Department of Environmental Science, Institute for Water and Wetland Research, Radboud University Nijmegen, P.O. Box 9010, 6500 GL, Nijmegen, The Netherlands.
Environ Sci Process Impacts. 2018 Jan 24;20(1):171-182. doi: 10.1039/c7em00493a.
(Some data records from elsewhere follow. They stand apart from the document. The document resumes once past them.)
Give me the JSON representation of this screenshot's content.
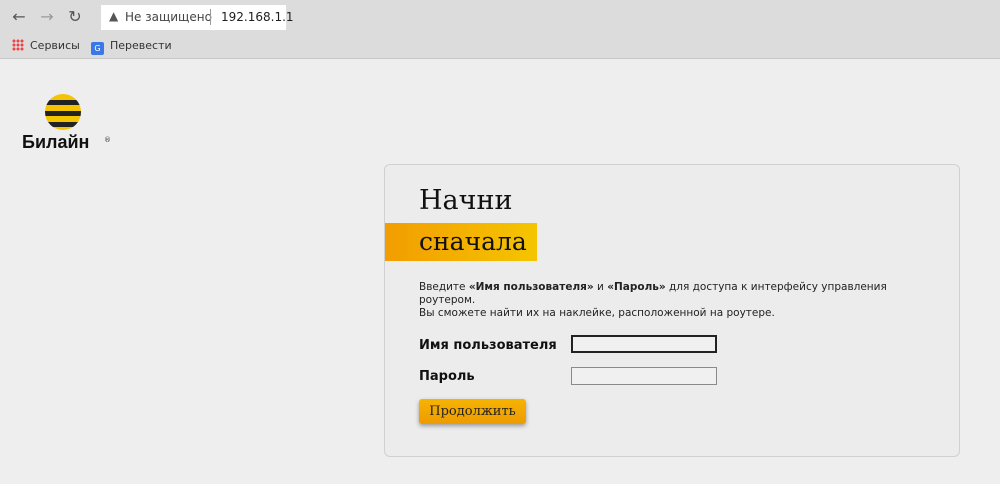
{
  "browser": {
    "security_label": "Не защищено",
    "url": "192.168.1.1",
    "bookmarks": [
      {
        "label": "Сервисы",
        "icon": "apps-grid-icon"
      },
      {
        "label": "Перевести",
        "icon": "translate-icon"
      }
    ]
  },
  "brand": {
    "name": "Билайн",
    "reg_mark": "®",
    "colors": {
      "yellow": "#f5c400",
      "orange": "#f29d00",
      "black": "#222222"
    }
  },
  "login": {
    "title_line1": "Начни",
    "title_line2": "сначала",
    "desc_prefix": "Введите ",
    "desc_user": "«Имя пользователя»",
    "desc_and": " и ",
    "desc_pass": "«Пароль»",
    "desc_suffix": " для доступа к интерфейсу управления роутером.",
    "desc_line2": "Вы сможете найти их на наклейке, расположенной на роутере.",
    "username_label": "Имя пользователя",
    "username_value": "",
    "password_label": "Пароль",
    "password_value": "",
    "submit_label": "Продолжить"
  }
}
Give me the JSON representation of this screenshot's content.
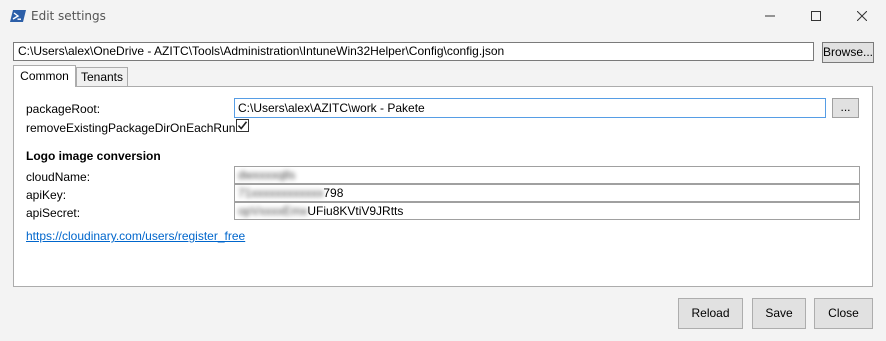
{
  "window": {
    "title": "Edit settings",
    "icon": "powershell-icon",
    "controls": [
      "minimize-icon",
      "maximize-icon",
      "close-icon"
    ]
  },
  "config": {
    "path": "C:\\Users\\alex\\OneDrive - AZITC\\Tools\\Administration\\IntuneWin32Helper\\Config\\config.json",
    "browse_label": "Browse..."
  },
  "tabs": [
    {
      "label": "Common",
      "active": true
    },
    {
      "label": "Tenants",
      "active": false
    }
  ],
  "common": {
    "packageRoot": {
      "label": "packageRoot:",
      "value": "C:\\Users\\alex\\AZITC\\work - Pakete",
      "browse_label": "..."
    },
    "removeExisting": {
      "label": "removeExistingPackageDirOnEachRun:",
      "checked": true
    },
    "logo_section_title": "Logo image conversion",
    "cloudName": {
      "label": "cloudName:",
      "value": "dwxxxxqlls"
    },
    "apiKey": {
      "label": "apiKey:",
      "value_blurred": "71xxxxxxxxxxxx",
      "value_visible": "798"
    },
    "apiSecret": {
      "label": "apiSecret:",
      "value_blurred": "opVxxxxEmx",
      "value_visible": "UFiu8KVtiV9JRtts"
    },
    "register_link": "https://cloudinary.com/users/register_free"
  },
  "buttons": {
    "reload": "Reload",
    "save": "Save",
    "close": "Close"
  },
  "colors": {
    "link": "#0066cc",
    "focus_border": "#569de5",
    "powershell_blue": "#2c5fa8"
  }
}
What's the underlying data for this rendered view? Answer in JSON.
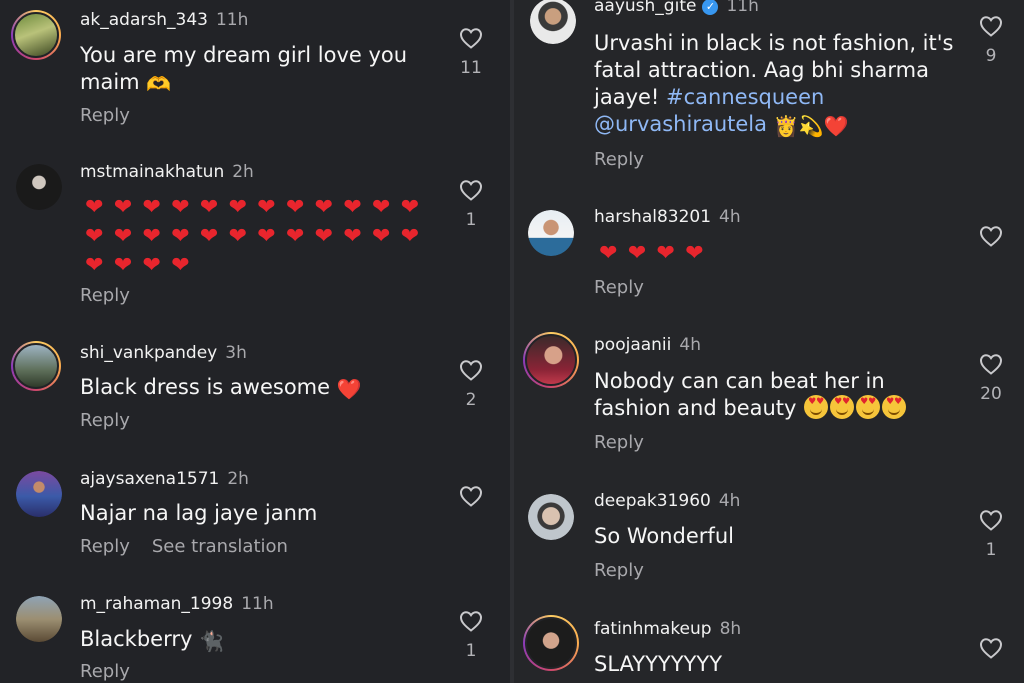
{
  "left": [
    {
      "username": "ak_adarsh_343",
      "time": "11h",
      "text": "You are my dream girl love you maim",
      "emoji": "🫶",
      "reply": "Reply",
      "likes": "11"
    },
    {
      "username": "mstmainakhatun",
      "time": "2h",
      "hearts_count": 28,
      "reply": "Reply",
      "likes": "1"
    },
    {
      "username": "shi_vankpandey",
      "time": "3h",
      "text": "Black dress is awesome",
      "emoji": "❤️",
      "reply": "Reply",
      "likes": "2"
    },
    {
      "username": "ajaysaxena1571",
      "time": "2h",
      "text": "Najar na lag jaye janm",
      "reply": "Reply",
      "translate": "See translation",
      "likes": ""
    },
    {
      "username": "m_rahaman_1998",
      "time": "11h",
      "text": "Blackberry",
      "emoji": "🐈‍⬛",
      "reply": "Reply",
      "likes": "1"
    }
  ],
  "right": [
    {
      "username": "aayush_gite",
      "time": "11h",
      "text_line1": "Urvashi in black is not fashion, it's",
      "text_line2": "fatal attraction. Aag bhi sharma",
      "text_line3": "jaaye!",
      "hashtag": "#cannesqueen",
      "mention": "@urvashirautela",
      "emoji": "👸💫❤️",
      "reply": "Reply",
      "likes": "9"
    },
    {
      "username": "harshal83201",
      "time": "4h",
      "hearts_count": 4,
      "reply": "Reply",
      "likes": ""
    },
    {
      "username": "poojaanii",
      "time": "4h",
      "text_line1": "Nobody can can beat her in",
      "text_line2": "fashion and beauty",
      "emoji": "😍😍😍😍",
      "reply": "Reply",
      "likes": "20"
    },
    {
      "username": "deepak31960",
      "time": "4h",
      "text": "So Wonderful",
      "reply": "Reply",
      "likes": "1"
    },
    {
      "username": "fatinhmakeup",
      "time": "8h",
      "text": "SLAYYYYYYY",
      "likes": ""
    }
  ]
}
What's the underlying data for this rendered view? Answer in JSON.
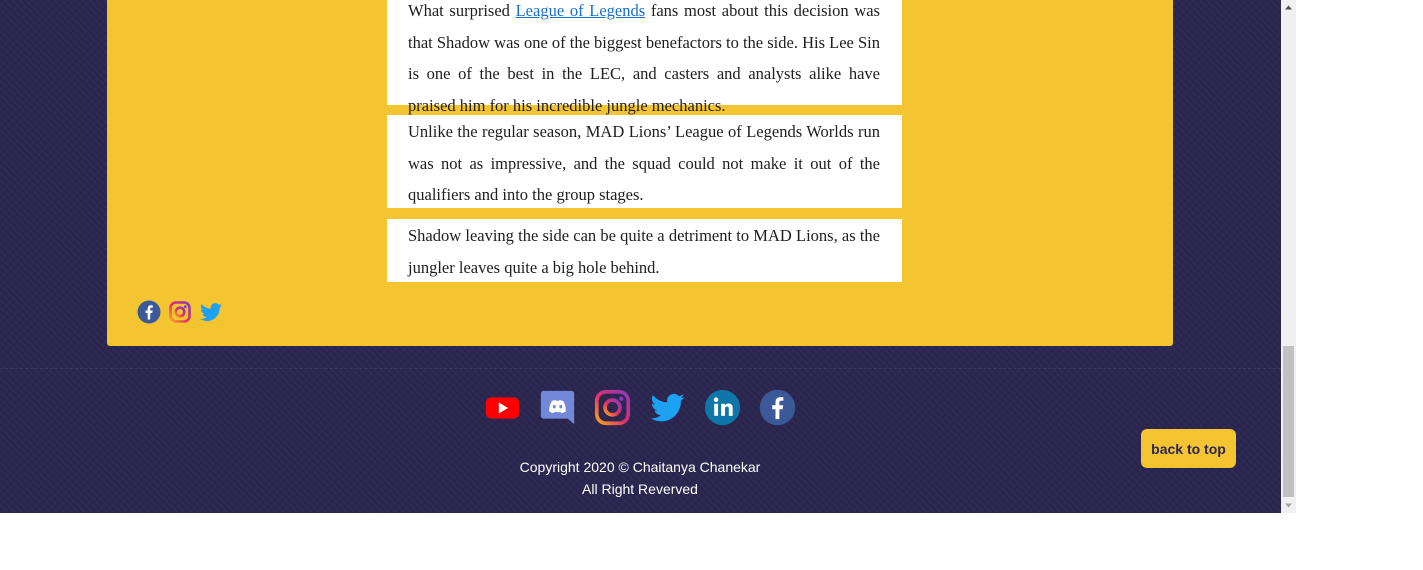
{
  "article": {
    "para1": {
      "prefix": "What surprised ",
      "link": "League of Legends",
      "suffix": " fans most about this decision was that Shadow was one of the biggest benefactors to the side. His Lee Sin is one of the best in the LEC, and casters and analysts alike have praised him for his incredible jungle mechanics."
    },
    "para2": "Unlike the regular season, MAD Lions’ League of Legends Worlds run was not as impressive, and the squad could not make it out of the qualifiers and into the group stages.",
    "para3": "Shadow leaving the side can be quite a detriment to MAD Lions, as the jungler leaves quite a big hole behind."
  },
  "card_social": [
    {
      "name": "facebook-icon",
      "color": "#3b5998"
    },
    {
      "name": "instagram-icon",
      "color": "#c13584"
    },
    {
      "name": "twitter-icon",
      "color": "#1da1f2"
    }
  ],
  "footer": {
    "icons": [
      {
        "name": "youtube-icon",
        "color": "#ff0000"
      },
      {
        "name": "discord-icon",
        "color": "#7289da"
      },
      {
        "name": "instagram-icon",
        "color": "#e1306c"
      },
      {
        "name": "twitter-icon",
        "color": "#1da1f2"
      },
      {
        "name": "linkedin-icon",
        "color": "#0e76a8"
      },
      {
        "name": "facebook-icon",
        "color": "#3b5998"
      }
    ],
    "copyright_line1": "Copyright 2020 © Chaitanya Chanekar",
    "copyright_line2": "All Right Reverved"
  },
  "back_to_top_label": "back to top",
  "colors": {
    "background": "#2b2650",
    "accent": "#f5c431",
    "link": "#1a6fc9"
  }
}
Large variations in removal efficiencies (REs) of chemicals have been reported for monitoring studies of activated sludge wastewater treatment plants (WWTPs). In this work, we conducted a meta-analysis on REs (1539 data points) for a set of 209 chemicals consisting of fragrances, surfactants, and pharmaceuticals in order to assess the drivers of the variability relating to inherent properties of the chemicals and operational parameters of activated sludge WWTPs. For a reduced dataset (n = 542), we developed a mixed-effect model (meta-regression) to explore the observed variability in REs for the chemicals using three chemical specific factors and four WWTP-related parameters. The overall removal efficiency of the set of chemicals was 82.1% (95% CI 75.2-87.1%, N = 1539). Our model accounted for 17% of the total variability in REs, while the process-based model SimpleTreat did not perform better than the average of the measured REs. We identified that, after accounting for other factors potentially influencing RE, readily biodegradable compounds were better removed than non-readily biodegradable ones. Further, we showed that REs increased with increasing sludge retention times (SRTs), especially for non-readily biodegradable compounds. Finally, our model highlighted a decrease in RE with increasing K. The counterintuitive relationship to K stresses the need for a better understanding of electrochemical interactions influencing the RE of ionisable chemicals. In addition, we highlighted the need to improve the modelling of chemicals that undergo deconjugation when predicting RE. Our meta-analysis represents a first step in better explaining the observed variability in measured REs of chemicals. It can be of particular help to prioritize the improvements required in existing process-based models to predict removal efficiencies of chemicals in WWTPs.
大型变化的去除效率(REs)的化学物质已经报道了监测研究的活性污泥污水处理厂(WWTPs)。在这项工作中,我们进行了荟萃分析REs(1539 个数据点)的一组 209 化学物质组成的香水,表面活性剂和药品,以评估与化学物质的固有性质和活性污泥 WWTPs 的操作参数有关的变异性的驱动因素。对于一个减少数据集(n = 542),我们开发了一个混合效应模型(荟萃回归)来探索观察到的化学物质的可变性REs 使用三个化学特定因素和四个 WWTP 相关参数。一套化学品的总体去除效率为 82.1%(95%置信区间 75.2-87.1%,n = 1539)。我们的模型解释了 REs 总变异性的 17%,而基于过程的模型 SimpleTreat 并不比测量的 REs 的平均值表现得更好。我们确定,在考虑到其他可能影响 RE 的因素后,易生物降解的化合物比不易生物降解的化合物更容易被去除。此外,我们表明,REs 随污泥停留时间(SRT)的增加而增加,特别是对于不易生物降解的化合物。最后,我们的模型突出了 RE 随 K 的增加而降低。与 K 的反直觉关系强调了需要更好地理解影响可电离化学品 RE 的电化学相互作用。此外,我们强调了在预测 RE 时需要改进对经历去共轭作用的化学品的建模。我们的荟萃分析代表了更好地解释化学物质测量的 RE 观察到的变异性的第一步。它可以特别有助于优先改进现有的基于过程的模型,以预测 WWTPs 中化学物质的去除效率。